In schools that did get the tests, the results have helped prevent many coronavirus-carrying students and staff from entering campuses.

The Oakland Unified School District said Tuesday that more than 900 students and staff tested positive before the start of school Monday and were staying at home.

About half the cases were detected by testing at school sites during the holidays and the other half from rapid at-home tests that had been distributed to students before and during the break.
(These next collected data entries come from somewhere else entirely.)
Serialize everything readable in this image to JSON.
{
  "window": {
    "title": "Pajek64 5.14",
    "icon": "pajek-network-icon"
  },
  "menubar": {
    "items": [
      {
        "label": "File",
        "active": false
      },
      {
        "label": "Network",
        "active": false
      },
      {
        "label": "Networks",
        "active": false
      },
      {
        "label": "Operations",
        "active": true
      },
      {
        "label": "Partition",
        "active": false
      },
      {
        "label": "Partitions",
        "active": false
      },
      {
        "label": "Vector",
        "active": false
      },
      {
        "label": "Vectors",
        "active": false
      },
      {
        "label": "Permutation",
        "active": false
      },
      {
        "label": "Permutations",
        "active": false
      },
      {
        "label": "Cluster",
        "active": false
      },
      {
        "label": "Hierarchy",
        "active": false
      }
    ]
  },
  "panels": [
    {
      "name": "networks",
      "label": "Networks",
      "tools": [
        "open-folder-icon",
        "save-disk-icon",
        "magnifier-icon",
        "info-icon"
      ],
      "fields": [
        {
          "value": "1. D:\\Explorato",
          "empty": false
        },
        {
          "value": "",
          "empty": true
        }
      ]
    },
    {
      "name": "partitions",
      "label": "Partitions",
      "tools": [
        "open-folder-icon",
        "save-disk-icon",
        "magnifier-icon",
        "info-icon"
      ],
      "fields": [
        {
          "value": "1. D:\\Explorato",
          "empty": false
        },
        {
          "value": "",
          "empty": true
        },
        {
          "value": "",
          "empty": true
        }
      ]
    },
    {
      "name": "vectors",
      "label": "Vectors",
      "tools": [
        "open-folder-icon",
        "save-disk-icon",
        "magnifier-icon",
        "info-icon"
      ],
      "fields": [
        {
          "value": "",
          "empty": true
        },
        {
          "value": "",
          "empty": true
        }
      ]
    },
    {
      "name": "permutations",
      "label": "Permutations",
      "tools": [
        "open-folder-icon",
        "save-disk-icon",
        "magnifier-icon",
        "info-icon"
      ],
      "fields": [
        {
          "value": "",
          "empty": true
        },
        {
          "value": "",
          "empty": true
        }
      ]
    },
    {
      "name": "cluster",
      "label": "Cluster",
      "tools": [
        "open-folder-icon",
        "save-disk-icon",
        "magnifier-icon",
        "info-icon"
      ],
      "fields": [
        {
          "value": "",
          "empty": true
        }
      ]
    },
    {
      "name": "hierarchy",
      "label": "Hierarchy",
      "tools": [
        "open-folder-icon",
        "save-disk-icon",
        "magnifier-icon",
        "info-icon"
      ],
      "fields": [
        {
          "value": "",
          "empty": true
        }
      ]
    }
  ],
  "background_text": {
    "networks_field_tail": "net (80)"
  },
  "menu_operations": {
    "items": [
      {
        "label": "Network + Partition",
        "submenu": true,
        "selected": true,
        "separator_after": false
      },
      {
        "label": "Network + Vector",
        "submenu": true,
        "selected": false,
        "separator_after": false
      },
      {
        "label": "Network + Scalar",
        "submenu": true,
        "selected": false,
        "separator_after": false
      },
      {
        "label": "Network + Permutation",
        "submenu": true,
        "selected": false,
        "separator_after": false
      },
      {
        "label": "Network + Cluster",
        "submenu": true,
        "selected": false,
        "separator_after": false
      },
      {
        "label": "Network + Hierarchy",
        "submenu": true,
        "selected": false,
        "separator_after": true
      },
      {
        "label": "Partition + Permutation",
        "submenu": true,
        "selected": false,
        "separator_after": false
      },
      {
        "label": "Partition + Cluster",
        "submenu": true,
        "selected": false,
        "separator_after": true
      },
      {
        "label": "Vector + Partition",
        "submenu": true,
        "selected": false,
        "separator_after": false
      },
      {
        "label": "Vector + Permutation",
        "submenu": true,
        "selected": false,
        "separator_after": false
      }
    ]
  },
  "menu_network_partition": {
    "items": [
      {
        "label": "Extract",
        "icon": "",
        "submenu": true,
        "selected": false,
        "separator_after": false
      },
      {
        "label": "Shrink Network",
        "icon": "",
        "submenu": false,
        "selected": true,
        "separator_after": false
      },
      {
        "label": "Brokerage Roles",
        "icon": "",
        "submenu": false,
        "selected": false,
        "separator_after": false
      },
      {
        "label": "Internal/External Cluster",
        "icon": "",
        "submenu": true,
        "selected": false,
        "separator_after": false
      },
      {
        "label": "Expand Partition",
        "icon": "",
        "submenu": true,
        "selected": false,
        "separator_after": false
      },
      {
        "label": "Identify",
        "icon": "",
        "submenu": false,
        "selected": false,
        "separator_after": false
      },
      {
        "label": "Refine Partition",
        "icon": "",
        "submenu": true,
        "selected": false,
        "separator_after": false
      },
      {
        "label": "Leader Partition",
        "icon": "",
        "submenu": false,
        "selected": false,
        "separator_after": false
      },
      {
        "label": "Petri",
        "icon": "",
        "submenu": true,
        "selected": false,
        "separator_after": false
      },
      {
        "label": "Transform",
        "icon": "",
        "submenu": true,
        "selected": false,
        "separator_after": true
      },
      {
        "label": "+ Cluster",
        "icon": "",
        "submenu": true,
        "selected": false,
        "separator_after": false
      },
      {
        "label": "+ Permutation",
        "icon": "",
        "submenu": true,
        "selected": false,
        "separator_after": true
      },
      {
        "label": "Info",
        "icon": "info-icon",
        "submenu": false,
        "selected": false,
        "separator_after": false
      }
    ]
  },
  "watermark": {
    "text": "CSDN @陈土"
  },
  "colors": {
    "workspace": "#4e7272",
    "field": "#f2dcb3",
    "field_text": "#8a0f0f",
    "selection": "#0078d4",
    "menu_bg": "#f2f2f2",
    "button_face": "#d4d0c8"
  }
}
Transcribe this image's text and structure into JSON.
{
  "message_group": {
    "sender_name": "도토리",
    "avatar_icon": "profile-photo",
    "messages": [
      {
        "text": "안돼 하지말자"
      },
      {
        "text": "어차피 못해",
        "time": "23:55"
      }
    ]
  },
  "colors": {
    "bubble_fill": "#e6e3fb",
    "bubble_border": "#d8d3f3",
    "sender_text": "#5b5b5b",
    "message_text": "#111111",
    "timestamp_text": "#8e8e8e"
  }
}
Sacramento City Unified School District reported that more than 500 students and staff were quarantined after testing positive for COVID-19. The district said it received about 38,000 test kits in December from the Department of Public Health, which was not enough to cover its 40,000 students and thousands more teachers and staff.




“Unfortunately the district did not receive enough kits for all students as we had expected, therefore distribution was focused on ensuring that younger populations ineligible to receive the vaccine were prioritized,” the district said in a statement.

In San Francisco, 406 of about 3,600 teachers were absent for a second day Tuesday after classrooms reopened.